In the past two years, Congress has moved to restrict US-China military ties amid allegations of Chinese espionage and growing criticism that the relationship has been lopsided, with the Chinese gaining far more access to US military facilities and equipment than vice versa.
"There is a lack of satisfaction on the US side about [China's] level of transparency and reciprocity," says Michael Swaine, a specialist on the Chinese military at the Rand Corp. in Santa Monica, Calif. "They don't show us what we show them."
For its part, Beijing has shown an ambivalence toward military exchanges, as a string of incidents has inflamed Chinese suspicions about US motives. These include the defection last December of a high-ranking Chinese military intelligence officer, Xu Junping, who had participated in a Harvard University exchange program, as well as the 1999 US bombing of the Chinese Embassy in Belgrade. Added to these are growing tensions over US plans for building a missile-defense system and possible US arms sales to Taiwan.
While casting the US as its chief potential adversary, the Chinese military has forged closer ties with Russia. Last year, China received its first Russian-built guided missile destroyer, equipped with antiship missiles capable of confronting US aircraft carriers. It has also bought sophisticated Russian submarines and fighter jets.
Today's situation contrasts sharply with the cold-war era, when Washington and Beijing shared a common enemy in the Soviet Union. For 20 years, during the 1970s and '80s, Washington took steps to strengthen China militarily. Presidents Richard Nixon and Gerald Ford conducted intelligence-sharing with China, while President Ronald Reagan sold China military helicopters, radar, and torpedoes, and helped modernize Chinese fighter planes.
All this changed, however, by the early 1990s. China's brutal Army crackdown on Tiananmen Square protests in 1989 led to the severing of US-China military ties, including the F-8 program. Then, the Soviet empire's breakup removed the main strategic rationale for the relationship.
For the past decade, the military relationship has, at best, moved forward in fits and starts, impeded by shallow political support on both sides.
"The military relationship has had this 'on again, off again' quality," says Mr. Pollack. When disputes erupt - such as the US granting of a visa to Taiwan's leader in 1995, or the embassy bombing in 1999 - military exchanges have been "the first thing the Chinese pull the plug on," he says.
When the two sides are talking, the relationship consists mainly of high-level, largely ceremonial visits between senior military leaders. In addition, US and Chinese ships have visited each other's ports, and nonsensitive operations, such as humanitarian relief, have been discussed.
Washington's goals were to build confidence in US intentions and to deter Chinese aggression, by means of showing Chinese officers US military facilities, weapons systems, and exercises.
Similarly, Washington negotiated with Beijing a Military Maritime Consultation Agreement, signed in 1998, to prevent inadvertent clashes primarily between warships at sea.

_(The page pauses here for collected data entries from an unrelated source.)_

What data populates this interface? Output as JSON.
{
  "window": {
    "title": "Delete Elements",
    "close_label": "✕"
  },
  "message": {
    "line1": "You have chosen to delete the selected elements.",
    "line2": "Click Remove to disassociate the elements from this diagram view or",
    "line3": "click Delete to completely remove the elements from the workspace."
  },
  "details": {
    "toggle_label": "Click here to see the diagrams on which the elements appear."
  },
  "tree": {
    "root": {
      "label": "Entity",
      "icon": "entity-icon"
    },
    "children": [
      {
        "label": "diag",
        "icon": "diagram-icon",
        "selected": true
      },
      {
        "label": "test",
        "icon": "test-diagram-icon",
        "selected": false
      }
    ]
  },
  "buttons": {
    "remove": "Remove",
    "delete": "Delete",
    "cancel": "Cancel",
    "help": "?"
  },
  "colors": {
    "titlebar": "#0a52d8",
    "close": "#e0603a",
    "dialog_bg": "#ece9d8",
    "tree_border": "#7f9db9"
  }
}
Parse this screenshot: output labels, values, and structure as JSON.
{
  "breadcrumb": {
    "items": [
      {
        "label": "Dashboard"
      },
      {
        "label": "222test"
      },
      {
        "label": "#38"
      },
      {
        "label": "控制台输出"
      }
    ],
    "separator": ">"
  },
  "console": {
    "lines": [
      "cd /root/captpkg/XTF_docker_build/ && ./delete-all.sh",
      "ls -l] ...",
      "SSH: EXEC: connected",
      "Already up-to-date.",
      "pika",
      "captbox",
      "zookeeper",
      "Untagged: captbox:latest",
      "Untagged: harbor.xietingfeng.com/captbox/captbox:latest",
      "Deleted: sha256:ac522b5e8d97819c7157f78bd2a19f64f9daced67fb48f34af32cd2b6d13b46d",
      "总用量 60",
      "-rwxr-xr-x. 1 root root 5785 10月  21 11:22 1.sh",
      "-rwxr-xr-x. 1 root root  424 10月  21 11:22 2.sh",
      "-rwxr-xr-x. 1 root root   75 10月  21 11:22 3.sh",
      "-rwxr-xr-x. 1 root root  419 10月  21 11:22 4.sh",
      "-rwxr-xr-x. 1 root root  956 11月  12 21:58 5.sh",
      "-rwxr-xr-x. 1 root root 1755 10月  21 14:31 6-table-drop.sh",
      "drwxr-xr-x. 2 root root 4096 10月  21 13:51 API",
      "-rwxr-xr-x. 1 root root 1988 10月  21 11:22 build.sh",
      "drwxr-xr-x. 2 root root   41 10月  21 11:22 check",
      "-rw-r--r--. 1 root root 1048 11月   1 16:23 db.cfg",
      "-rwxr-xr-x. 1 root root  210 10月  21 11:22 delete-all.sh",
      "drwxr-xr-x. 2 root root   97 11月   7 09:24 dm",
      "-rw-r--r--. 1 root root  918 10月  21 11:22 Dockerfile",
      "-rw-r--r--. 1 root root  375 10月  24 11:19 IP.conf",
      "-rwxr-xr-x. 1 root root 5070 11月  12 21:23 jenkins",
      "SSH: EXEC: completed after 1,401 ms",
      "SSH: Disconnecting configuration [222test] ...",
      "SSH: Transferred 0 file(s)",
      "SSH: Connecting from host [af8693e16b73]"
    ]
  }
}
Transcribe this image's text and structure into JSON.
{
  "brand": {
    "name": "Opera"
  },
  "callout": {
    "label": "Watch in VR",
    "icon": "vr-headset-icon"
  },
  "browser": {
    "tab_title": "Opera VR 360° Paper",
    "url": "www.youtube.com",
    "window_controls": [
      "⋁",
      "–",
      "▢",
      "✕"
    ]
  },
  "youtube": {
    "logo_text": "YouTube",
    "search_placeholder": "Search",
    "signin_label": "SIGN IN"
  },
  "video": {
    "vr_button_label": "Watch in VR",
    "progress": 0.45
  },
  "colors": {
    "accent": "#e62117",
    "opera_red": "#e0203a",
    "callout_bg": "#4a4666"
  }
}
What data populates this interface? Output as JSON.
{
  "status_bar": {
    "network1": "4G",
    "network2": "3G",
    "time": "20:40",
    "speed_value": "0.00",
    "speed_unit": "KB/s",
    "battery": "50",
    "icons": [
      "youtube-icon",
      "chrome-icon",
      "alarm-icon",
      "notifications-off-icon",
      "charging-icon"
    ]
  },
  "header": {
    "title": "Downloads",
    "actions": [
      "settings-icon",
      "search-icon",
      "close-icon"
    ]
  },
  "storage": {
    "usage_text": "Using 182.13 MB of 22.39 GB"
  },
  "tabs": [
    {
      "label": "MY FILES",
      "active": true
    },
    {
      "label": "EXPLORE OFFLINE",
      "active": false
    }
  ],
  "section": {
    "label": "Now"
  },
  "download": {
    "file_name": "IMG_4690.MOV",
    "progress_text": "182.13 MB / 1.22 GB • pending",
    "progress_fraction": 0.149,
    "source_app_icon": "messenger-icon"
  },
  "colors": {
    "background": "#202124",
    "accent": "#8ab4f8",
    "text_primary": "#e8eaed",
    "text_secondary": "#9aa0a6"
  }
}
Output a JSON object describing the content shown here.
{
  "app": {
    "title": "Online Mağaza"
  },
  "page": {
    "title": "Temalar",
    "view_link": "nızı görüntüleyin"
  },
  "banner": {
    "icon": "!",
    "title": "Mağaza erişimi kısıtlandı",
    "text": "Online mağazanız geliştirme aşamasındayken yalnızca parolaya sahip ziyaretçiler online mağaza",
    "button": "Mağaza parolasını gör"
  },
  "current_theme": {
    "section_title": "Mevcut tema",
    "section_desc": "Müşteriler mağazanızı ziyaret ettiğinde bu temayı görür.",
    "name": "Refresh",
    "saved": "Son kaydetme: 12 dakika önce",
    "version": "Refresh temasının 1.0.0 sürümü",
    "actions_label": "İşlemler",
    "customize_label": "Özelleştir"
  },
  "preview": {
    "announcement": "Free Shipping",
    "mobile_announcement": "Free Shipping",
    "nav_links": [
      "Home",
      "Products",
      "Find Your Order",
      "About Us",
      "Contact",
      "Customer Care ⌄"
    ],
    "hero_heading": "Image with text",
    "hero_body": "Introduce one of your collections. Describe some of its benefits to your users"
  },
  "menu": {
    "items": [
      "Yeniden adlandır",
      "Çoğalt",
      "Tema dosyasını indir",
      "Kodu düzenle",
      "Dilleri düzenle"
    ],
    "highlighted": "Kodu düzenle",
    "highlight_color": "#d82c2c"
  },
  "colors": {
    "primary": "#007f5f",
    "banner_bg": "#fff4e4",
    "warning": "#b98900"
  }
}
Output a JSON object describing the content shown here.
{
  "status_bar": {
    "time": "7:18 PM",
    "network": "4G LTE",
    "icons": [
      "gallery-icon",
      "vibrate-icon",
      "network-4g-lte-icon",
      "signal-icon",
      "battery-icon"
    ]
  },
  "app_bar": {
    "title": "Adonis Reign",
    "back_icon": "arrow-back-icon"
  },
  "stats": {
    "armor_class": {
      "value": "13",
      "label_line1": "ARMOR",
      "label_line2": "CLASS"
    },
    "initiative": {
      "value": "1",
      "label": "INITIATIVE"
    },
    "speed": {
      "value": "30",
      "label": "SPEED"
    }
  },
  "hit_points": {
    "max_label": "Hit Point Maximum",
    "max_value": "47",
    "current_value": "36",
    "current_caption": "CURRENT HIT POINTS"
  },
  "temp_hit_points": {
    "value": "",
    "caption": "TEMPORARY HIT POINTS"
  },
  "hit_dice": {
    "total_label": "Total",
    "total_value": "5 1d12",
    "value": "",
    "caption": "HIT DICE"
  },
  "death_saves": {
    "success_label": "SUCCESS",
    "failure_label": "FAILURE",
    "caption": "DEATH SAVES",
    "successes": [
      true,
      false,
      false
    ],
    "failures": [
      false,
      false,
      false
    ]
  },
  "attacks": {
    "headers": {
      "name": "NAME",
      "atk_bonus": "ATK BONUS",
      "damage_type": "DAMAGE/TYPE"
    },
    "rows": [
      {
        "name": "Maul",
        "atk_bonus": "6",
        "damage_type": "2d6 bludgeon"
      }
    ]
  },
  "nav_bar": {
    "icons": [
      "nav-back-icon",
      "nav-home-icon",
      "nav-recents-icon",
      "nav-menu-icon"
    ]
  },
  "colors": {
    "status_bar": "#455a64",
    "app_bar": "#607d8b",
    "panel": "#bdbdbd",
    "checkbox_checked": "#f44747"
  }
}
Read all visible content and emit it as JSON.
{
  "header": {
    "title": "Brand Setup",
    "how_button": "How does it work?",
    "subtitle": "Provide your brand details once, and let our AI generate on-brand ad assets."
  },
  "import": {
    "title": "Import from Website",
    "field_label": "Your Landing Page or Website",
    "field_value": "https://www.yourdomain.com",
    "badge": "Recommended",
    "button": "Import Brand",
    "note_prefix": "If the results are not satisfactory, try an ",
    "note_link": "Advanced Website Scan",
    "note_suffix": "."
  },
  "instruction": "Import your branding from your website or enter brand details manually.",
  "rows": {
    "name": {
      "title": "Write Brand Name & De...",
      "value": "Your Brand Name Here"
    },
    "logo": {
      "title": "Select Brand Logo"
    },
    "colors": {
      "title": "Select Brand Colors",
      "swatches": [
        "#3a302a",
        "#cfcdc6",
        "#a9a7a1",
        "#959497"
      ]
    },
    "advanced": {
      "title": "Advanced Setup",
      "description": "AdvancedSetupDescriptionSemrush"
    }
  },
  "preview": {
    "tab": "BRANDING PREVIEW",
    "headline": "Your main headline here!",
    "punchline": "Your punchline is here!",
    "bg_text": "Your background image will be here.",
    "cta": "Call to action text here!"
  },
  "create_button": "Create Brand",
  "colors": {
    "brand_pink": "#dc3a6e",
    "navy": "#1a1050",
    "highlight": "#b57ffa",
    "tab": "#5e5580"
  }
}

Some experts want to expand the accord to include air incidents such as the one last weekend.
While Sino-American military contacts are highly circumscribed, some experts argue that they keep lines of communication open and reduce the odds of miscalculations on either side.
Others, though, say the roller-coaster quality of the military ties - combined with China's reluctance - limits their usefulness. "There is a lot more question here in the United States about the utility of the relationship," says one former US military officer who has specialized in China.
Top US military officials, moreover, privately express frustration over their inability to communicate with the older generation of Chinese People's Liberation Army (PLA) leaders, many of whom fought in China's Communist revolution and remain relatively close-minded toward the West. Younger PLA officers tend to be better educated and more technically capable, according to a Rand report.
In talks on missile deployments during a visit to China last month, for example, US Admiral Dennis Blair indicated PLA officers had a "simplistic" understanding of US antimissile systems. "I welcome any more-sophisticated discussion," he said.